Consider a sequence of random variables \(x^{(1)}, x^{(2)}, x^{(3)}, \dots\) at discrete time steps \(t=1, 2, 3, \dots\).

  • Markov Chain: A system where the sequence of random variables \(x^{(1)}, x^{(2)}, x^{(3)}, \dots\) is generated according to a certain rule.
  • Markov Property: The property that the state at a given time depends only on the immediately preceding state (or a limited number of past states), rather than on the entire history.
    • First-order Markov property: The state \(x^{(t)}\) depends only on \(x^{(t-1)}\).
    • \(n\)-th order Markov property: The state \(x^{(t)}\) depends only on \(x^{(t-1)}, \dots, x^{(t-n)}\).
  • Transition probability \(p(x^{(t)}|x^{(t-1)})\): The probability of transitioning from state \(x^{(t-1)}\) at time \(t-1\) to state \(x^{(t)}\) at time \(t\).
  • Stationary distribution \(\pi(x)\): The probability distribution over states that a Markov chain converges to after running for a sufficiently long time. The stationary distribution satisfies the following balance equation: \( \pi(y) = \sum_x p(y|x)\pi(x) \)

Markov Chain Monte Carlo (MCMC)

MCMC is a method for generating samples from complex probability distributions that are difficult to sample from directly. It works by designing transition probabilities so that the stationary distribution of a Markov chain matches the target distribution, and then simulating that Markov chain to generate samples.
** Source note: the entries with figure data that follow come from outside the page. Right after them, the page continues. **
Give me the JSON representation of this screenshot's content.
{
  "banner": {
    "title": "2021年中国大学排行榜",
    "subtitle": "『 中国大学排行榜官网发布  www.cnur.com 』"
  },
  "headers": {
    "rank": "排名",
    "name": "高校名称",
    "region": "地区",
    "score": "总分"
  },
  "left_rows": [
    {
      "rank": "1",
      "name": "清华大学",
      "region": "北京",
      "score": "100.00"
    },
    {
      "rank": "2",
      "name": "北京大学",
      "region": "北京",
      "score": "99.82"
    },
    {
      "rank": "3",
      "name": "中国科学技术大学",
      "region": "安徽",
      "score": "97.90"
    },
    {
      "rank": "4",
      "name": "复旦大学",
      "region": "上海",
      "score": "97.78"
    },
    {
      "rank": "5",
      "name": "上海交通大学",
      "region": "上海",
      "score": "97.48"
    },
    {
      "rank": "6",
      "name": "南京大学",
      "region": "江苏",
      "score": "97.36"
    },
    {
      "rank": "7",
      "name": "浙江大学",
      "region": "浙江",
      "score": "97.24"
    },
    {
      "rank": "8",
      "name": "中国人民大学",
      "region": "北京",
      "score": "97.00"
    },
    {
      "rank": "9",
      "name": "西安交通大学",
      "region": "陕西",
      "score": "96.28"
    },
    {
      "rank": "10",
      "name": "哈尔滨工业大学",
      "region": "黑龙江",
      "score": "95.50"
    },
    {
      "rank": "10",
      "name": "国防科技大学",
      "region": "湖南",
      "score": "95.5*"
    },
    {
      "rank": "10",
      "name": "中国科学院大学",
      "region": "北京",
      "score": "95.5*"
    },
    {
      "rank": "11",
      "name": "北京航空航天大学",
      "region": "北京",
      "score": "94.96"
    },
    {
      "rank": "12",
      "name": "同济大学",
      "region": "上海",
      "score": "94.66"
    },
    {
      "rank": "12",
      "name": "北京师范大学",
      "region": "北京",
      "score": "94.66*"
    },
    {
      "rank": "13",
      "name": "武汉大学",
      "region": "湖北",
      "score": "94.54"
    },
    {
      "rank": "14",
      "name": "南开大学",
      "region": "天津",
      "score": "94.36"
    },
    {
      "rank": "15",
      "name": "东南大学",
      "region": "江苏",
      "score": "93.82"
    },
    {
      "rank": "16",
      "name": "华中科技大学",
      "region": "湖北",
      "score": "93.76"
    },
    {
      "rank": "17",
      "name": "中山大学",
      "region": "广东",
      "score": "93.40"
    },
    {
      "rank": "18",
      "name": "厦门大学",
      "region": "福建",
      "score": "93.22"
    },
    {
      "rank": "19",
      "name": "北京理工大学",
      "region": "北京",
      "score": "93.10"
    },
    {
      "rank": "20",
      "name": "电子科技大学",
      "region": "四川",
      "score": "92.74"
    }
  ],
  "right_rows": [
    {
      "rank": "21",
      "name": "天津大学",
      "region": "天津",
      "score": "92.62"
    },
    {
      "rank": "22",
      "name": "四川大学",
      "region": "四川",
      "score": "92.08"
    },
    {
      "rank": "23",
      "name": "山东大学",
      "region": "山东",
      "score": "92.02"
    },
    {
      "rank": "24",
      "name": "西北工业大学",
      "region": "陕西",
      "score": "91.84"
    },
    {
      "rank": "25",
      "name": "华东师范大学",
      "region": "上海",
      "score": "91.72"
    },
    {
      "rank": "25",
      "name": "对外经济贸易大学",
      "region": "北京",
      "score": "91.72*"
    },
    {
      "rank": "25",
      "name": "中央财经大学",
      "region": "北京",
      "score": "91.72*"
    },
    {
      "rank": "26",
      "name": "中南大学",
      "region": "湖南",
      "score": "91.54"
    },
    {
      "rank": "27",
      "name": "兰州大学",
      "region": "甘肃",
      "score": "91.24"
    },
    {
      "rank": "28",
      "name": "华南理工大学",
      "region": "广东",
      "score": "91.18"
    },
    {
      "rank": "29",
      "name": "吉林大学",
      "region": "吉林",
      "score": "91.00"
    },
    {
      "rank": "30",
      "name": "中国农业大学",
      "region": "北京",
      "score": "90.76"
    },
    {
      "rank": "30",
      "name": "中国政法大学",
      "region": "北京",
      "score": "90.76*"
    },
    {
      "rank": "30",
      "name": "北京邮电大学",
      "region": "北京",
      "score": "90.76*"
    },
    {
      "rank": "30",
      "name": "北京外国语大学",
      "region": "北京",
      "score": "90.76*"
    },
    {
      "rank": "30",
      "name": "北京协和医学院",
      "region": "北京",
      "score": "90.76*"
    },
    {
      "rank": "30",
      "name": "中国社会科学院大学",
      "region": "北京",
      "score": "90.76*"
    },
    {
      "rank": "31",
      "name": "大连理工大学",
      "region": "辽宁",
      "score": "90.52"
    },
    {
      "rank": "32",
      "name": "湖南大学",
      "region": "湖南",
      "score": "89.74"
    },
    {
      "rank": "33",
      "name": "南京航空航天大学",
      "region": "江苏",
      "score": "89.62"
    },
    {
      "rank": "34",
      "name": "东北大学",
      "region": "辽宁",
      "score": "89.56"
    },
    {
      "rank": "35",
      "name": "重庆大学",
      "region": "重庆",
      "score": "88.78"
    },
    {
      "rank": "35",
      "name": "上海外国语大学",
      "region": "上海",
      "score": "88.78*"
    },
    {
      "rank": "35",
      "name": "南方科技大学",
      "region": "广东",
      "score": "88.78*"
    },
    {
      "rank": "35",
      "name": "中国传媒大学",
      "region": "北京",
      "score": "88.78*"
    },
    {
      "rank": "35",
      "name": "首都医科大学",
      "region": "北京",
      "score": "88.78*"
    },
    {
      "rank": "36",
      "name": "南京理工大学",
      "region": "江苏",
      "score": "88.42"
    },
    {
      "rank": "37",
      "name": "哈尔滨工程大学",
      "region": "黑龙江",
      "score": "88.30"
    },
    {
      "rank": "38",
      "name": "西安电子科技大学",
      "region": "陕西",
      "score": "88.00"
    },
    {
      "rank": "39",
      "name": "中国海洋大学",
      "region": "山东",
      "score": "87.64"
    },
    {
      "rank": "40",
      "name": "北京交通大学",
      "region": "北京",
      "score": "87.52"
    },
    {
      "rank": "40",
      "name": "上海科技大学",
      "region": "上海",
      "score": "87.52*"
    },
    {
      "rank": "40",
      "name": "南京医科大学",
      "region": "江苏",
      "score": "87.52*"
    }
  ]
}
Among the sequence of samples \(x^{(1)}, x^{(2)}, \dots\) generated by MCMC, the initial samples are strongly influenced by the starting value of the Markov chain. These are discarded as the burn-in period. Samples from after a sufficiently long burn-in period (\(x^{(t)}, x^{(t+1)}, \dots\) for sufficiently large \(t\)) are used for inference.

One of the most widely used MCMC algorithms is the Metropolis-Hastings algorithm.

Metropolis-Hastings Algorithm

Suppose we want to obtain samples from a target distribution \(p(x)\).

  1. Set an initial state \(x^{(1)}\) randomly.
  2. Repeat the following steps (\(t=1, 2, \dots\)): a. From the current state \(x^{(t)}\), sample a new candidate state \(\hat{y}\) from the proposal distribution \(q(\hat{y}|x^{(t)})\). b. Compute the acceptance probability \(\alpha(x^{(t)}, \hat{y})\). \( \alpha(x^{(t)}, \hat{y}) = \min\left(1, \frac{p(\hat{y})q(x^{(t)}|\hat{y})}{p(x^{(t)})q(\hat{y}|x^{(t)})}\right) \) Here, \(p(x)\) is the target distribution. c. Generate a uniform random number \(u\) from \([0, 1]\). If \(u < \alpha(x^{(t)}, \hat{y})\), accept the candidate \(\hat{y}\) as the next state \(x^{(t+1)}\). Otherwise, set \(x^{(t+1)} = x^{(t)}\) and remain in the current state.

By repeating this process, the generated sequence converges to the target distribution \(p(x)\).

References

  • Taro Tezuka, “Understanding Bayesian Statistics and Machine Learning,” Kodansha (2017)